Ich tue enorm viel für die Lesekultur

„Meine Stadt braucht mich, weil…“ – Buchhändler von Rügen bis Bern haben sich während der Leipziger Buchmesse an der Kampagne der Berliner Agentur Literaturtest beteiligt (hier mehr). Die zweite Runde startet zu den Buchtagen in Berlin (20., 21. Juni), und wieder haben Sortimenter die Gelegenheit, sich von der Fotografin Sabine Felber kostenlos ablichten zu lassen und Statements zu ihrer „Mission“ abzugeben. Neu in der zweiten Runde: Alle Teilnehmer können sich in Kurzinterviews zu Gegenwart und Zukunft ihres Geschäfts äußern, die Antworten werden zusammen mit den Fotos auf buchreport.de veröffentlicht. 
Terminvereinbarungen für den 20. oder 21. Juni 2013 sind ab sofort möglich bei Gabriele Schmidle (schmidle@literaturtest.de, Tel. 030-5314070-14).
Zur Einstimmung werden bis zu den Buchtagen Interviews mit den bisherigen Kampagnenteilnehmern veröffentlicht. Den Anfang macht Stefanie Hetze von der Buchhandlung Dante Connection in Berlin. 
Meine Stadt braucht mich, weil…
ich zusammen mit meinen Kolleginnen enorm viel für die Lesekultur tue, mit viel Leidenschaft und Begeisterung – jeden Tag. Wir lesen den Kleinsten vor Ladenöffnung vor, begleiten Veranstaltungen in Schulen, laden zum Welttag des Buches mit Aktionen in die Buchhandlung ein. Lesungen und Buchpräsentationen für erwachsene Leser bei uns und in benachbarten Cafés sind selbstverständlich. Jeden Monat empfehlen wir unter www.danteconnection.de unsere aktuellen Lieblingsbücher, die „Danteperlen“. Ein riesiges Publikum erreichen wir mit der „Langen Buchnacht in der Oranienstraße“, die wir mit unseren Kollegen aus dem Verein Lange Buchnacht zum mittlerweile 15. Mal organisieren. Da strömen aus ganz Berlin Menschen nach Kreuzberg und lassen sich ab nachmittags bis tief in die Nacht von literarischen Veranstaltungen anregen und inspirieren.
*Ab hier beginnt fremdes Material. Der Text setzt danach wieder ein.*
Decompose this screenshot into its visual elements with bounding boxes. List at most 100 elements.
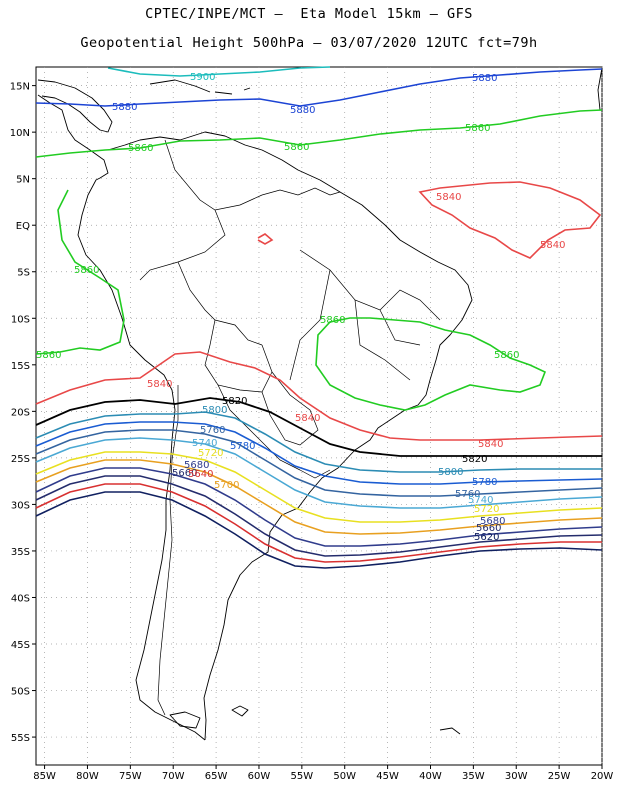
contour-labels: 5900 5880 5880 5880 5860 5860 5860 5860 … <box>36 72 565 543</box>
lon-tick-labels: 85W 80W 75W 70W 65W 60W 55W 50W 45W 40W 35W 30W 25W 2… <box>33 765 613 782</box>
lat-tick-label: 55S <box>11 733 30 744</box>
contour-label: 5740 <box>468 495 493 506</box>
contour-5620 <box>35 491 603 569</box>
contour-5720 <box>35 451 603 523</box>
contour-5680 <box>35 467 603 547</box>
lat-tick-label: EQ <box>16 221 30 232</box>
border-brazil-north <box>139 209 226 281</box>
contour-label: 5680 <box>480 516 505 527</box>
contour-label: 5720 <box>474 504 499 515</box>
border-argentina-north <box>217 384 301 471</box>
contour-5640 <box>35 483 602 563</box>
contour-5700 <box>35 459 603 535</box>
tierra-del-fuego <box>169 711 201 729</box>
contour-label: 5840 <box>295 413 320 424</box>
border-brazil-states <box>289 249 441 381</box>
lat-tick-label: 5N <box>16 175 30 186</box>
lat-tick-label: 35S <box>11 547 30 558</box>
coastline-caribbean <box>107 131 473 741</box>
border-bolivia <box>204 319 273 393</box>
contour-label: 5840 <box>540 240 565 251</box>
lon-tick-label: 55W <box>291 771 314 782</box>
contour-label: 5760 <box>455 489 480 500</box>
contour-label: 5860 <box>494 350 519 361</box>
lon-tick-label: 80W <box>76 771 99 782</box>
lat-tick-label: 10S <box>11 314 30 325</box>
contour-label: 5860 <box>284 142 309 153</box>
lat-tick-label: 40S <box>11 593 30 604</box>
contour-5860-west <box>35 189 125 355</box>
contour-label: 5800 <box>202 405 227 416</box>
contour-label: 5860 <box>36 350 61 361</box>
contour-label: 5880 <box>112 102 137 113</box>
lon-tick-label: 40W <box>419 771 442 782</box>
contour-label: 5860 <box>128 143 153 154</box>
border-guianas <box>261 187 341 196</box>
contour-label: 5860 <box>320 315 345 326</box>
contour-label: 5800 <box>438 467 463 478</box>
lon-tick-label: 35W <box>462 771 485 782</box>
contour-label: 5880 <box>472 73 497 84</box>
contour-label: 5700 <box>214 480 239 491</box>
coastline-pacific <box>37 94 206 741</box>
country-borders <box>139 139 441 716</box>
border-colombia-venezuela <box>164 139 263 211</box>
lon-tick-label: 45W <box>376 771 399 782</box>
lon-tick-label: 50W <box>333 771 356 782</box>
lon-tick-label: 85W <box>33 771 56 782</box>
lat-tick-label: 15N <box>10 82 30 93</box>
geopotential-contours <box>35 66 603 569</box>
contour-5740 <box>35 437 603 509</box>
contour-5840-east <box>418 181 602 259</box>
contour-5900 <box>107 66 331 77</box>
map-title: CPTEC/INPE/MCT – Eta Model 15km – GFS <box>145 6 473 22</box>
contour-5780 <box>35 421 603 485</box>
contour-label: 5840 <box>147 379 172 390</box>
contour-5880 <box>35 68 603 107</box>
contour-5860-north <box>35 109 603 158</box>
contour-5840-amazon <box>257 233 274 245</box>
lat-tick-label: 15S <box>11 361 30 372</box>
lon-tick-label: 20W <box>591 771 614 782</box>
contour-label: 5820 <box>222 396 247 407</box>
contour-label: 5660 <box>172 468 197 479</box>
south-georgia <box>439 727 461 735</box>
lat-tick-label: 20S <box>11 407 30 418</box>
lon-tick-label: 75W <box>119 771 142 782</box>
contour-label: 5660 <box>476 523 501 534</box>
lat-tick-label: 5S <box>17 268 30 279</box>
contour-label: 5900 <box>190 72 215 83</box>
border-paraguay <box>261 371 319 446</box>
lat-tick-label: 45S <box>11 640 30 651</box>
contour-label: 5880 <box>290 105 315 116</box>
contour-label: 5620 <box>474 532 499 543</box>
contour-label: 5860 <box>74 265 99 276</box>
falkland-islands <box>231 705 249 717</box>
lon-tick-label: 30W <box>505 771 528 782</box>
map-subtitle: Geopotential Height 500hPa – 03/07/2020 … <box>80 35 538 51</box>
contour-label: 5740 <box>192 438 217 449</box>
contour-label: 5780 <box>230 441 255 452</box>
contour-label: 5640 <box>188 469 213 480</box>
border-argentina-chile <box>157 385 179 716</box>
lat-tick-label: 50S <box>11 687 30 698</box>
contour-5820 <box>35 397 602 457</box>
contour-5660 <box>35 475 603 557</box>
coastline-africa <box>597 67 603 111</box>
contour-5760 <box>35 429 603 497</box>
contour-label: 5840 <box>436 192 461 203</box>
contour-label: 5860 <box>465 123 490 134</box>
lon-tick-label: 25W <box>548 771 571 782</box>
contour-label: 5720 <box>198 448 223 459</box>
border-peru-brazil <box>177 261 263 346</box>
lon-tick-label: 70W <box>162 771 185 782</box>
lat-tick-label: 30S <box>11 500 30 511</box>
contour-label: 5840 <box>478 439 503 450</box>
lat-tick-label: 10N <box>10 128 30 139</box>
lon-tick-label: 60W <box>248 771 271 782</box>
border-uruguay <box>299 469 331 479</box>
contour-label: 5760 <box>200 425 225 436</box>
contour-5860-east <box>315 317 547 411</box>
lat-tick-label: 25S <box>11 454 30 465</box>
So verändern E-Books mein Geschäft…
Bislang sind E-Books bei uns ohne große Relevanz für die Gesamtumsätze. Sehr wohl bieten wir sie entsprechend der Bestände des Barsortiments und mit den damit einhergehenden Einschränkungen, was die Nutzungsmöglichkeiten und Reader betrifft, an – auch über unseren Webshop. Wir verfolgen die Weiterentwicklungen des Mediums mehr als aufgeschlossen. Doch sind wir uns auch im Klaren darüber, dass der unternehmergeführte Buchhandel in dem Ringen um den E-Book-Markt keine große Rolle spielen wird. Dazu kommt, dass, bei all den digitalen Möglichkeiten, neben der literarischen Qualität eines Buches für uns nach wie vor besonders sinnliche Kriterien wie Gestaltung, Format und Haptik wichtig sind, die auch von unseren Kunden geliebt und wertgeschätzt werden. Daran wird sich nichts ändern.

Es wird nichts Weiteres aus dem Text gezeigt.